Forgetting await doesn't throw an error — it just gives you the Promise object
itself instead of the value inside it. If you ever log something and see
Promise {<pending>} where you expected data, you forgot an await.
Open your browser's developer console right here on this page and run
fetch('https://drlongnecker.com').then(r => console.log(r.status)). Then try it again
with await in front, in a console that supports top-level await. Compare what each line
immediately returns versus what eventually logs.
This only works because you're viewing this page on drlongnecker.com itself —
a page's JavaScript can only fetch another origin if that server explicitly allows it
(CORS,
covered properly in Chapter 9). Try the same line from
a different site's console and it'll likely fail — a small, concrete preview of a rule you'll
see enforced deliberately, on purpose, once you're writing servers of your own.
Organizing code into modules #
Every example so far has lived in one imaginary file. Real programs don't: they're split across many
files, each responsible for one thing, that need to share code with each other. A
module
is just a file that says, explicitly, what it makes available to other files (export) and
what it needs from them (import). This is the
ES module
(ESM) syntax, and it's what every code sample from Chapter 4 onward assumes you already know.

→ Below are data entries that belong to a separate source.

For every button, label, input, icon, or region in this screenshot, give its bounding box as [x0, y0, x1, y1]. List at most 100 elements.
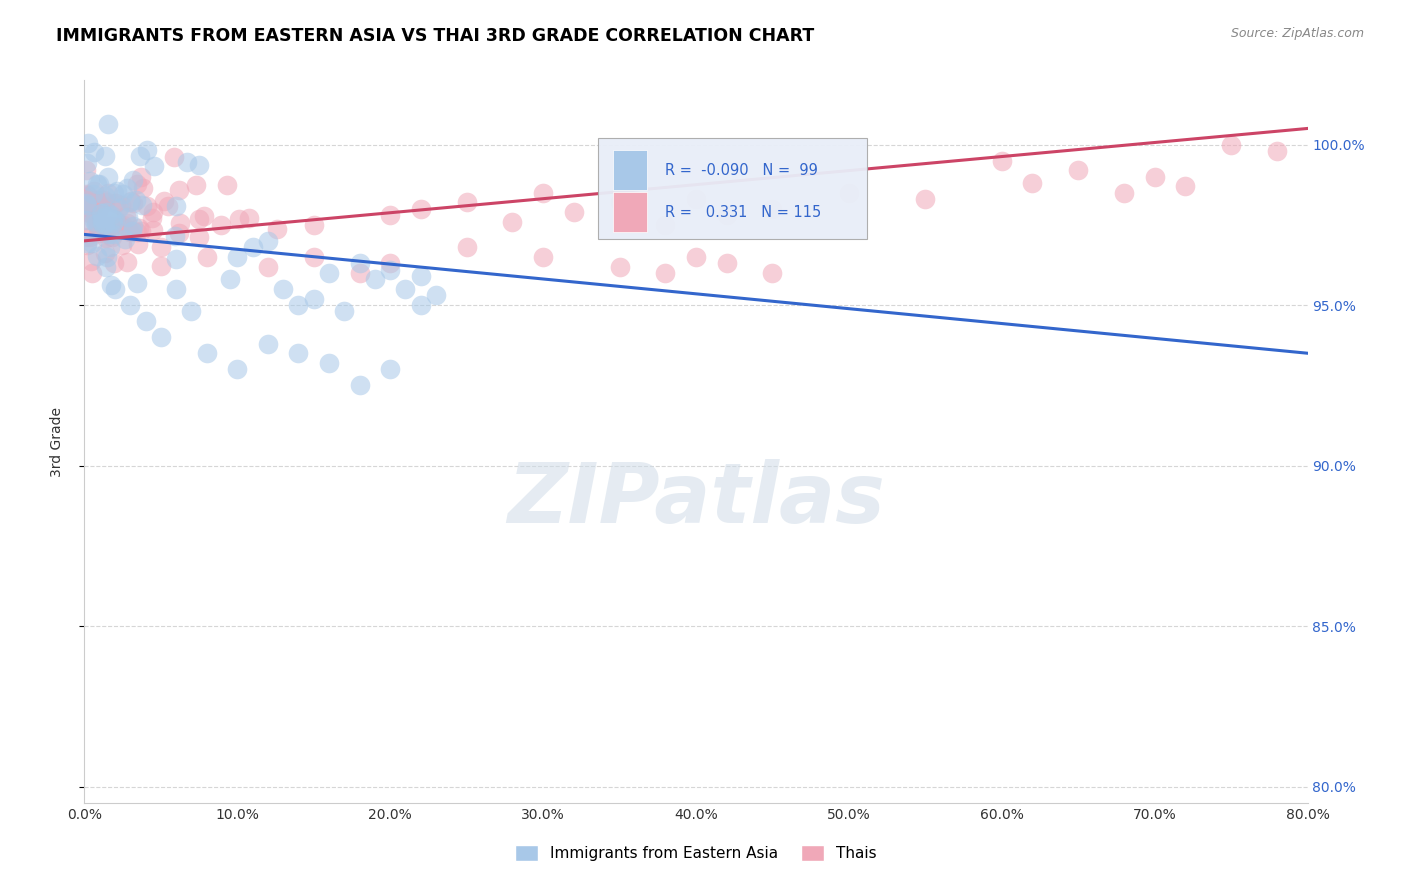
Point [1114, 186, 1136, 200]
Point [609, 195, 631, 210]
Point [364, 272, 387, 286]
Point [87, 227, 110, 241]
Point [76, 192, 98, 206]
Point [105, 215, 128, 229]
Point [238, 211, 260, 226]
Point [188, 211, 211, 226]
Point [266, 222, 288, 236]
Point [76, 204, 98, 219]
Point [761, 202, 783, 216]
Point [90, 206, 112, 220]
Point [94, 149, 117, 163]
Point [1174, 179, 1197, 194]
Bar [613, 193, 647, 232]
Point [97, 186, 120, 200]
Point [1143, 169, 1166, 184]
Point [105, 184, 128, 198]
Point [226, 250, 249, 264]
Point [380, 262, 402, 277]
Point [86, 195, 108, 210]
Point [76, 198, 98, 212]
Point [242, 240, 264, 254]
Point [98, 227, 121, 241]
Point [409, 202, 432, 216]
Point [103, 256, 125, 270]
Point [129, 149, 152, 163]
Point [84, 217, 107, 231]
Point [531, 250, 554, 264]
Point [110, 197, 132, 211]
Point [136, 199, 159, 213]
Point [111, 187, 134, 202]
Point [79, 174, 101, 188]
Point [1220, 137, 1243, 152]
Point [654, 218, 676, 232]
Point [157, 199, 180, 213]
Point [1021, 176, 1043, 190]
Point [101, 219, 124, 233]
Point [104, 195, 127, 210]
Point [93, 194, 115, 209]
Point [86, 249, 108, 263]
Point [219, 272, 242, 286]
Point [142, 223, 165, 237]
Point [122, 173, 145, 187]
Point [131, 170, 153, 185]
Point [125, 225, 148, 239]
Point [302, 250, 325, 264]
Point [94, 246, 117, 260]
Point [394, 282, 416, 296]
Point [93, 193, 115, 207]
Point [115, 181, 138, 195]
Point [271, 282, 294, 296]
Point [716, 256, 738, 270]
Point [380, 208, 402, 222]
Point [127, 276, 149, 290]
Point [94, 260, 117, 274]
Point [75, 163, 97, 178]
Point [97, 169, 120, 184]
Point [79, 230, 101, 244]
Point [77, 136, 100, 150]
Point [132, 180, 155, 194]
Point [456, 240, 478, 254]
Point [87, 219, 110, 233]
Point [1265, 144, 1288, 158]
Point [94, 189, 117, 203]
Point [104, 213, 127, 227]
Point [165, 198, 187, 212]
Point [75, 188, 97, 202]
Point [176, 154, 198, 169]
Text: R =  -0.090   N =  99: R = -0.090 N = 99 [665, 163, 818, 178]
Point [76, 156, 98, 170]
Point [76, 236, 98, 251]
Point [165, 252, 187, 266]
Point [101, 227, 124, 241]
Point [86, 203, 108, 218]
Point [111, 219, 134, 233]
Point [75, 187, 97, 202]
Point [111, 237, 134, 252]
Point [531, 186, 554, 200]
Point [349, 266, 371, 280]
Point [76, 201, 98, 215]
Point [180, 304, 202, 318]
Point [111, 219, 134, 234]
Point [165, 282, 187, 296]
Point [105, 195, 128, 210]
Point [150, 260, 173, 274]
Point [991, 153, 1014, 168]
Point [131, 224, 153, 238]
Point [349, 378, 371, 392]
Point [98, 240, 121, 254]
FancyBboxPatch shape [598, 138, 868, 239]
Point [90, 217, 112, 231]
Point [89, 202, 111, 217]
Point [104, 282, 127, 296]
Point [409, 298, 432, 312]
Point [838, 186, 860, 200]
Point [91, 205, 114, 219]
Point [257, 336, 280, 351]
Point [96, 209, 118, 223]
Point [86, 177, 108, 191]
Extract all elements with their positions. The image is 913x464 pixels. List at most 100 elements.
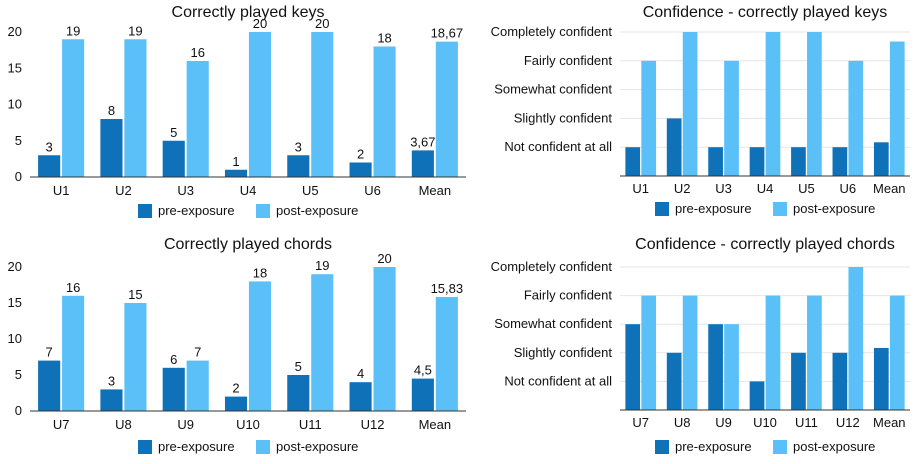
x-tick-label: U1 [632,181,649,196]
x-tick-label: U12 [361,417,385,432]
x-tick-label: U2 [674,181,691,196]
data-label: 19 [128,23,142,38]
bar-post-u9 [186,360,209,411]
x-tick-label: U3 [177,183,194,198]
chart-svg-confidence-chords: Confidence - correctly played chords Not … [491,236,910,454]
legend-pre-swatch [138,204,152,218]
bar-pre-u1 [38,155,61,177]
legend-pre-swatch [655,440,669,454]
chart-correctly-played-keys: Correctly played keys 0 5 10 15 20 3 19 U1 8 19 U2 5… [0,0,470,229]
y-tick-label: Completely confident [491,259,613,274]
x-tick-label: U10 [753,415,777,430]
bar-pre-u9 [708,324,723,410]
bar-pre-u5 [287,155,310,177]
y-tick-label: 15 [8,60,22,75]
x-tick-label: U4 [757,181,774,196]
legend-post-label: post-exposure [276,439,358,454]
legend-pre-swatch [138,440,152,454]
bar-post-u6 [373,46,396,177]
bar-post-mean [889,295,905,410]
y-tick-label: 20 [8,24,22,39]
x-tick-label: U11 [795,415,818,430]
x-tick-label: U5 [302,183,319,198]
bar-pre-mean [873,347,889,410]
data-label: 6 [170,352,177,367]
y-tick-label: 5 [15,133,22,148]
legend-pre-label: pre-exposure [158,203,235,218]
bar-post-u2 [124,39,147,177]
data-label: 3 [108,373,115,388]
bar-post-u6 [848,60,864,176]
bar-pre-u6 [349,162,372,177]
y-tick-label: Fairly confident [524,53,613,68]
bar-post-u2 [682,32,698,176]
bar-post-u9 [724,324,739,410]
x-tick-label: Mean [419,183,452,198]
bar-pre-u6 [832,147,848,176]
legend-pre-label: pre-exposure [158,439,235,454]
x-tick-label: Mean [873,181,906,196]
data-label: 19 [315,258,329,273]
bar-post-u1 [641,60,657,176]
chart-svg-confidence-keys: Confidence - correctly played keys Not co… [491,4,910,216]
bar-pre-u3 [708,147,723,176]
bar-pre-u12 [832,352,848,410]
data-label: 5 [295,359,302,374]
bar-pre-u9 [162,367,185,411]
x-tick-label: U6 [364,183,381,198]
legend-post-swatch [773,440,787,454]
bar-post-u4 [248,32,272,177]
y-tick-label: 10 [8,331,22,346]
bar-pre-u3 [162,140,185,177]
bar-pre-u2 [666,118,682,176]
legend-pre-label: pre-exposure [675,439,752,454]
bar-post-u11 [807,295,822,410]
data-label: 3 [46,139,53,154]
chart-svg-chords: Correctly played chords 0 5 10 15 20 7 16 U7 3 15 U… [8,236,466,454]
x-tick-label: U9 [177,417,194,432]
data-label: 15,83 [431,281,464,296]
x-tick-label: U8 [115,417,132,432]
bar-pre-u1 [625,147,641,176]
x-tick-label: U7 [632,415,649,430]
bar-pre-u7 [38,360,61,411]
bar-post-u7 [641,295,657,410]
data-label: 18,67 [431,26,464,41]
bar-post-u4 [765,32,781,176]
data-label: 16 [190,45,204,60]
legend-post-swatch [256,440,270,454]
bar-post-u7 [62,295,85,411]
bar-pre-u4 [749,147,765,176]
bar-pre-u2 [100,119,123,177]
x-tick-label: Mean [419,417,452,432]
bar-post-u8 [124,303,147,411]
data-label: 19 [66,23,80,38]
bar-post-u1 [62,39,85,177]
legend-pre-label: pre-exposure [675,201,752,216]
y-tick-label: 15 [8,295,22,310]
legend-pre-swatch [655,202,669,216]
x-tick-label: U12 [836,415,860,430]
bar-pre-mean [873,142,889,176]
bar-post-u11 [311,274,334,411]
y-tick-label: Completely confident [491,24,613,39]
legend-post-label: post-exposure [793,201,875,216]
y-tick-label: Not confident at all [504,373,612,388]
chart-correctly-played-chords: Correctly played chords 0 5 10 15 20 7 16 U7 3 15 U… [0,229,470,459]
x-tick-label: U8 [674,415,691,430]
data-label: 3 [295,139,302,154]
y-tick-label: 0 [15,169,22,184]
x-tick-label: U10 [236,417,260,432]
chart-title: Correctly played keys [172,4,325,21]
x-tick-label: U9 [715,415,732,430]
data-label: 4,5 [414,363,432,378]
legend-post-swatch [773,202,787,216]
bar-pre-u11 [791,352,806,410]
data-label: 18 [253,265,267,280]
bar-post-u10 [248,281,272,411]
chart-confidence-chords: Confidence - correctly played chords Not … [470,229,913,459]
data-label: 20 [315,16,329,31]
chart-title: Confidence - correctly played keys [643,4,888,21]
y-tick-label: Slightly confident [514,345,613,360]
bar-pre-u8 [666,352,682,410]
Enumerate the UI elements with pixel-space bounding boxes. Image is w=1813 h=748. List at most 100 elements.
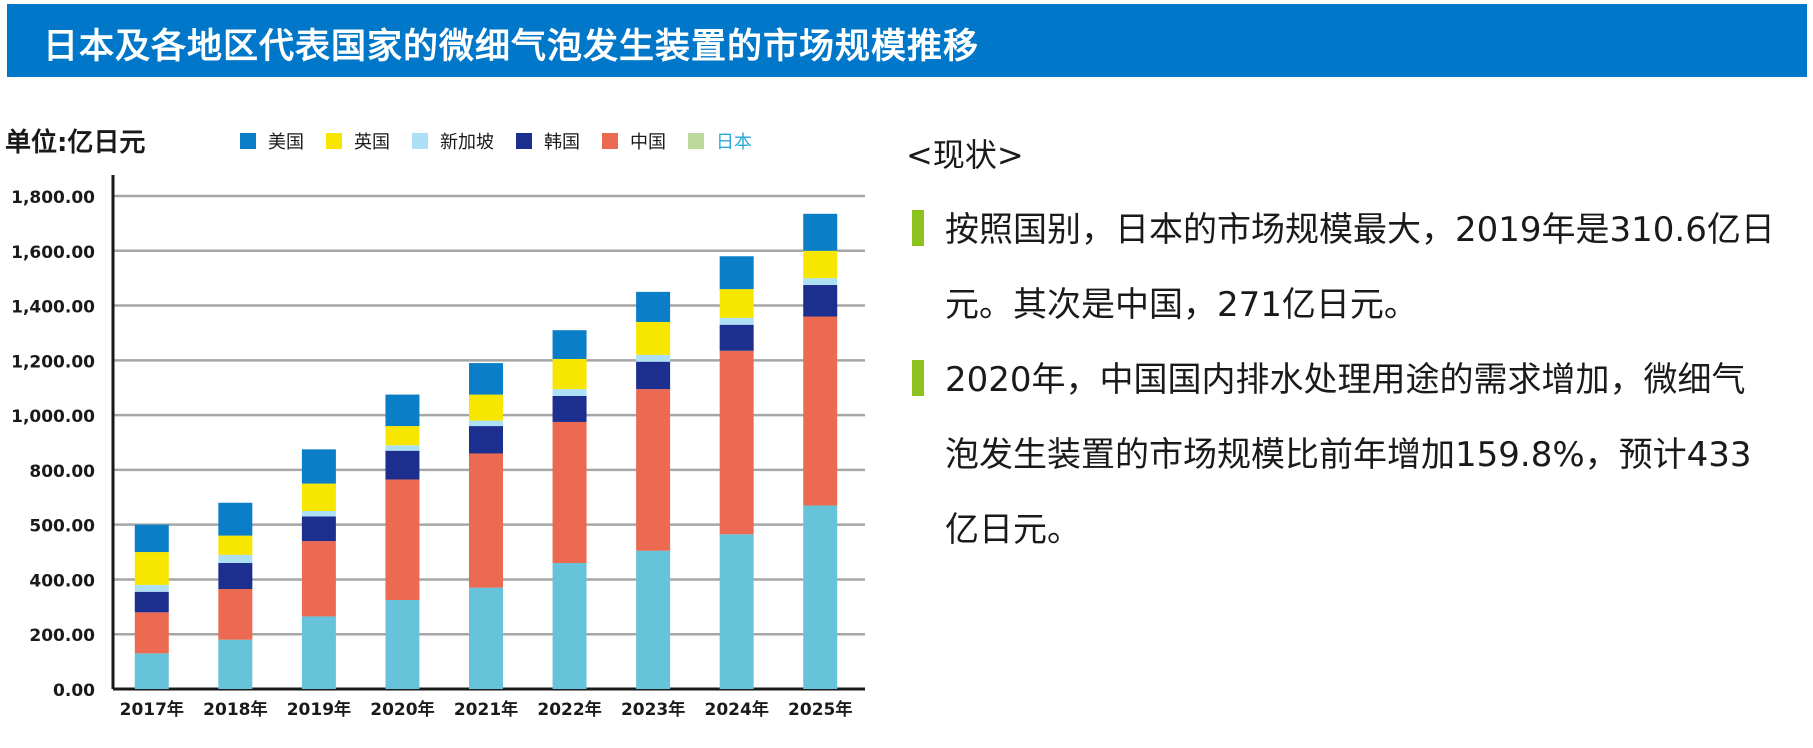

export function addTodo(title) {
return { id: Date.now(), title, done: false };
}
export const MAX_TITLE_LENGTH = 200;
main.js — a module that imports them
import { addTodo, MAX_TITLE_LENGTH } from './todos.js';
const todo = addTodo("Buy milk");
console.log(todo, MAX_TITLE_LENGTH);
These are named exports: a file can have as many as it wants, and the importing file picks exactly which names it needs, in curly braces. A file can also have exactly one default export — typically the "main thing" that file is for — imported without curly braces and under whatever name you choose:
a default export// TodoStore.js
export default class TodoStore { /* ... */ }
// main.js
import TodoStore from './TodoStore.js'; // no braces, and the name is up to you
You'll see both patterns throughout this course: small, focused files with a handful of named exports (a set of route handlers, a set of utility functions), and files with one default export where the file is the thing (a single Vue component, a single class).
Two reasons. First, every dependency is explicit and traceable — if main.js
doesn't import something, it cannot use it, full stop, which makes it possible to reason
about one file without holding the entire program in your head. Second, nothing is global by default:
two files can each declare their own MAX_TITLE_LENGTH with completely different values
and never collide, because each only exists inside the module that declared it unless explicitly
exported.
Node.js, modern browsers, and every tool in this course (Vite, Vitest, TypeScript) all understand
this import/export syntax natively today. You may still encounter an older
syntax, require('./todos.js'), in tutorials, older codebases, or some Node.js internals
— it's from CommonJS, an earlier module system that predates ESM. The two are conceptually similar
but not directly interchangeable in the same file; this course uses import/export
throughout.
Why this matters for everything that follows #
Every framework, build tool, and server library in this course is written in JavaScript or
TypeScript (JavaScript plus types — Chapter 3). A component's reactive state is a variable. A
click handler is a function. Loading data when a page opens is an async function calling
fetch. There is no new execution model waiting for you later — just these same
pieces, arranged into increasingly useful structures.